One of the main realities of human existence is the constant, unceasing passage of time. The unstoppable eternal force of time exemplifies the affects of the Civil War on the aristocracy of the south. Though the novel is mostly about the internal conflicts within the family, the external events of the time period’s influence can be seen through the character Quentin. Quentin’s obsession with the past, which results in his obsession with the passage of time, is a central theme of not only the Quentin section but of the entire book. This living in the past ideology is the key to understanding what Faulkner is trying to say about the decay of Southern culture and traditions. “The watch ticked on. I turned the face up, the blank dial with little wheels clicking and clicking behind it.” (Faulkner 80) Quentin cannot stop time. Just as the decay of the southern culture cannot be stopped, and though he does not necessarily correlate the decline of southern aristocracy as an affect of the Civil War, he does blame it on the evolution of time. He is totally consumed with the past, and at times can think of nothing else. This inability to move on with his life leads to a fixation with protecting his sister, Caddy. However distorted his fixation may be, it stems from the old Southern chivalry views. Slowly destroying his mentality by his inability to let go of the past, he becomes determined to stop time itself, an effort that will eventually force him to take his own life.

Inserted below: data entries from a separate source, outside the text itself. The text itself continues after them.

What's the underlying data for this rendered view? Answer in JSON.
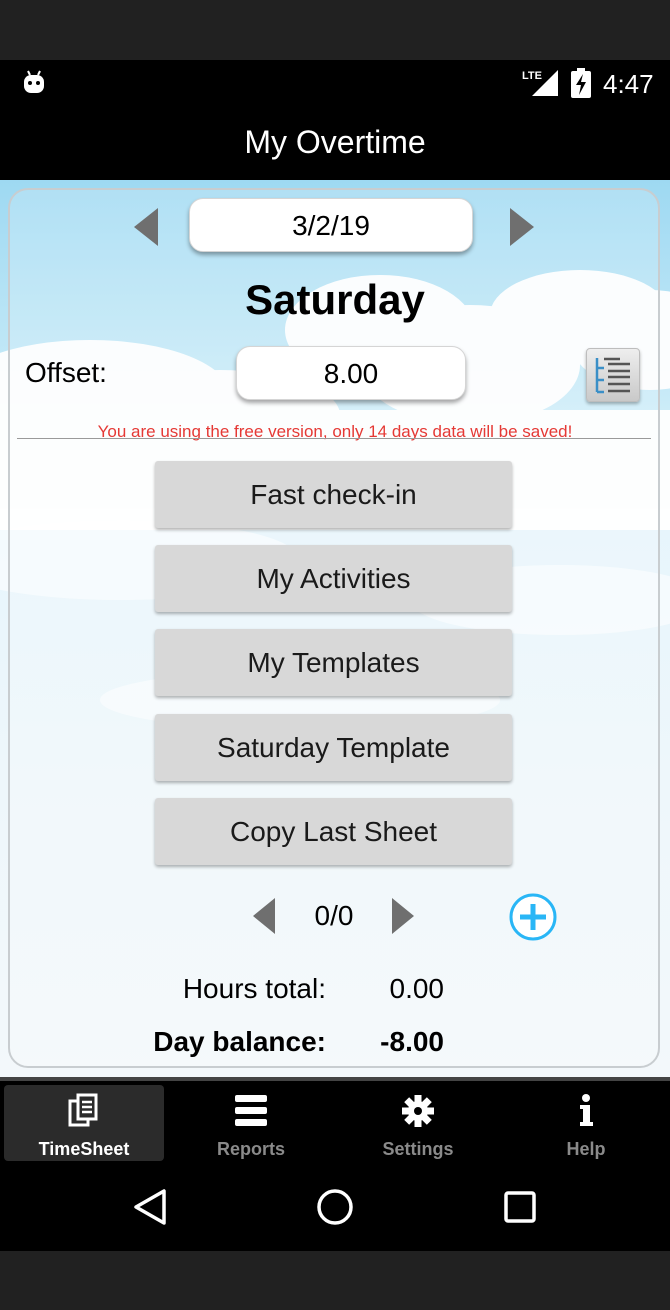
{
  "status_bar": {
    "network": "LTE",
    "time": "4:47",
    "icons": [
      "android-icon",
      "lte-signal-icon",
      "battery-charging-icon"
    ]
  },
  "app_bar": {
    "title": "My Overtime"
  },
  "day_header": {
    "date": "3/2/19",
    "weekday": "Saturday",
    "offset_label": "Offset:",
    "offset_value": "8.00",
    "free_version_note": "You are using the free version, only 14 days data will be saved!"
  },
  "actions": [
    {
      "label": "Fast check-in"
    },
    {
      "label": "My Activities"
    },
    {
      "label": "My Templates"
    },
    {
      "label": "Saturday Template"
    },
    {
      "label": "Copy Last Sheet"
    }
  ],
  "pager": {
    "count": "0/0"
  },
  "totals": {
    "hours_total_label": "Hours total:",
    "hours_total_value": "0.00",
    "day_balance_label": "Day balance:",
    "day_balance_value": "-8.00"
  },
  "tabs": [
    {
      "label": "TimeSheet",
      "icon": "timesheet-icon",
      "active": true
    },
    {
      "label": "Reports",
      "icon": "list-icon",
      "active": false
    },
    {
      "label": "Settings",
      "icon": "gear-icon",
      "active": false
    },
    {
      "label": "Help",
      "icon": "info-icon",
      "active": false
    }
  ],
  "colors": {
    "warning_text": "#e53935",
    "add_button": "#29b6f6",
    "button_bg": "#d8d8d8"
  }
}
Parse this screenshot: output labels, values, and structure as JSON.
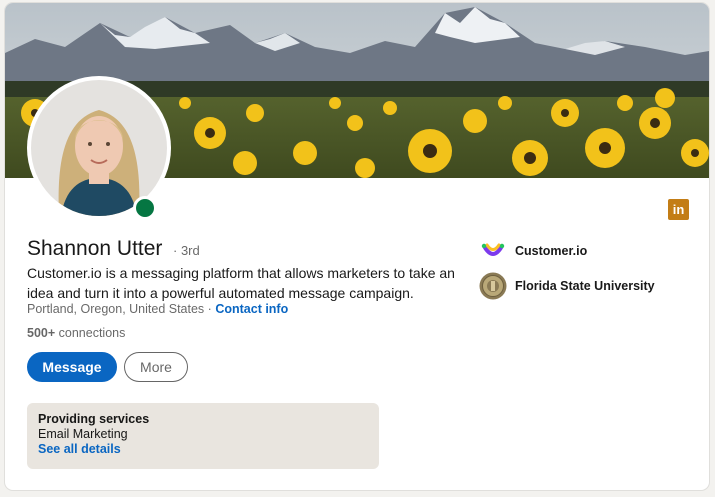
{
  "profile": {
    "name": "Shannon Utter",
    "degree": "· 3rd",
    "headline": "Customer.io is a messaging platform that allows marketers to take an idea and turn it into a powerful automated message campaign.",
    "location": "Portland, Oregon, United States",
    "separator": "·",
    "contact_link": "Contact info",
    "connections_count": "500+",
    "connections_label": "connections",
    "online_status_color": "#057642"
  },
  "actions": {
    "message_label": "Message",
    "more_label": "More"
  },
  "services": {
    "title": "Providing services",
    "item": "Email Marketing",
    "link": "See all details"
  },
  "orgs": [
    {
      "name": "Customer.io",
      "icon": "customer-io-logo"
    },
    {
      "name": "Florida State University",
      "icon": "fsu-seal-logo"
    }
  ],
  "icons": {
    "linkedin": "in"
  },
  "colors": {
    "primary": "#0a66c2",
    "linkedin_badge": "#c37d16",
    "services_bg": "#e9e5df"
  }
}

The Quentin section best illustrates the social decay of the rich southern families as he literally destroys himself. The cause of this decay is clearly slavery, but the implications of this decay are much farther reaching than merely the Southern aristocracy. Many people believe that slavery instantaneously ended with the Civil War but this is not correct. The continuing remnants of slavery are observed in the Compson’s primitive black servants. Just as Quentin idealized the past as with a picture of the old South as a wonderful and glorious place, they romanticize about it and even wish to stop time in order to return to the past just as much as Quentin. Sadly, like Quentin, their views of the past and time are terribly distorted with the inability to remember the horrors of the past that were characterized by Southern slavery, a cancer constantly decaying the moral and ethical base of the South,
Many events during the time period a person lives uncontrollably effect a person’s life. This simple fact is portrayed in the novels through their influences on each family. The members of the family either effectively evolve from the external changes or remain stuck in the past. As slavery declines the Compson family destructs by their reliance upon living in the past. However, as the economy and the dust storms worsen the Joad family changes their social views from “I” to “We,” but not their economic life views by leaving their work at home only to try and find worth in working in California.